We boarded the plane for the short, sweet and final flight from Doha to Tehran at six in the morning. My cousin’s face appeared in my mind. Flight PS752 had taken off at this time of day from Tehran. I closed my eyes and told myself the airspace would be safe.
There was less social distancing on this flight. Some rows were full and some were half full. As we were landing, we were handed another copy of the form about being tested on arrival. The aircraft’s doors were opened and a group of men in masks asked us to line up, observing social distancing.

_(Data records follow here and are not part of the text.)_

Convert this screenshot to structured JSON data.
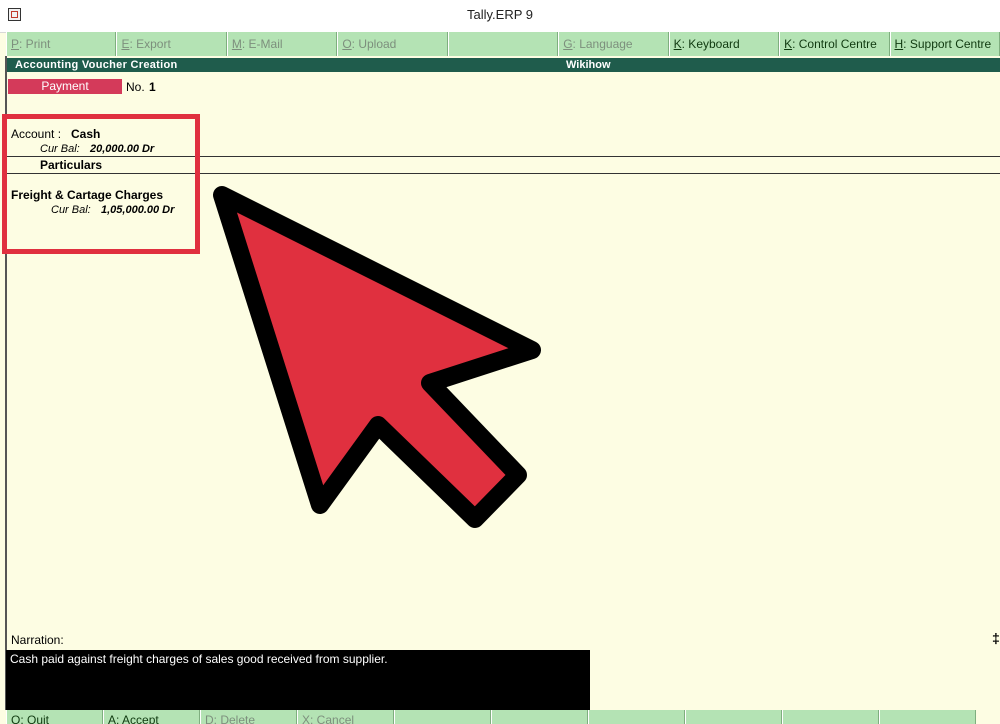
{
  "window": {
    "title": "Tally.ERP 9"
  },
  "toolbar": [
    {
      "key": "P",
      "rest": ": Print",
      "enabled": false
    },
    {
      "key": "E",
      "rest": ": Export",
      "enabled": false
    },
    {
      "key": "M",
      "rest": ": E-Mail",
      "enabled": false
    },
    {
      "key": "O",
      "rest": ": Upload",
      "enabled": false
    },
    {
      "key": "",
      "rest": "",
      "enabled": false
    },
    {
      "key": "G",
      "rest": ": Language",
      "enabled": false
    },
    {
      "key": "K",
      "rest": ": Keyboard",
      "enabled": true
    },
    {
      "key": "K",
      "rest": ": Control Centre",
      "enabled": true
    },
    {
      "key": "H",
      "rest": ": Support Centre",
      "enabled": true
    }
  ],
  "header": {
    "left": "Accounting Voucher  Creation",
    "center": "Wikihow"
  },
  "voucher": {
    "type": "Payment",
    "no_label": "No.",
    "no_value": "1"
  },
  "account": {
    "label": "Account :",
    "value": "Cash",
    "cur_bal_label": "Cur Bal:",
    "cur_bal_value": "20,000.00 Dr"
  },
  "particulars": {
    "heading": "Particulars",
    "ledger": "Freight & Cartage Charges",
    "cur_bal_label": "Cur Bal:",
    "cur_bal_value": "1,05,000.00 Dr"
  },
  "narration": {
    "label": "Narration:",
    "text": "Cash paid against freight charges of sales good received from supplier."
  },
  "footer_buttons": [
    {
      "key": "Q",
      "rest": ": Quit",
      "enabled": true
    },
    {
      "key": "A",
      "rest": ": Accept",
      "enabled": true
    },
    {
      "key": "D",
      "rest": ": Delete",
      "enabled": false
    },
    {
      "key": "X",
      "rest": ": Cancel",
      "enabled": false
    },
    {
      "key": "",
      "rest": "",
      "enabled": false
    },
    {
      "key": "",
      "rest": "",
      "enabled": false
    },
    {
      "key": "",
      "rest": "",
      "enabled": false
    },
    {
      "key": "",
      "rest": "",
      "enabled": false
    },
    {
      "key": "",
      "rest": "",
      "enabled": false
    },
    {
      "key": "",
      "rest": "",
      "enabled": false
    }
  ],
  "right_mark": "‡",
  "colors": {
    "background": "#fdfde3",
    "button_green": "#b4e3b4",
    "header_teal": "#1f5c4c",
    "voucher_type_red": "#d43a5a",
    "highlight_red": "#e0303f",
    "arrow_red": "#e0303f"
  },
  "icons": {
    "app": "tally-app-icon",
    "overlay": "cursor-arrow-icon"
  }
}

They filmed us leaving the plane and sprayed us from top to bottom with disinfectant as we walked through a tunnel. A nurse told me that the most accurate test samples came from the nose. He shoved the cotton swab deep into my nostril. I felt it in my throat. He put it in a pink liquid in a glass test tube with my name on it. Everybody was asked to self-isolate for fourteen days until they got their results.
I collected my luggage and stepped outside the terminal. The breeze touched my face and I heard birds singing. I could see through the windows that the airport prayer room was open.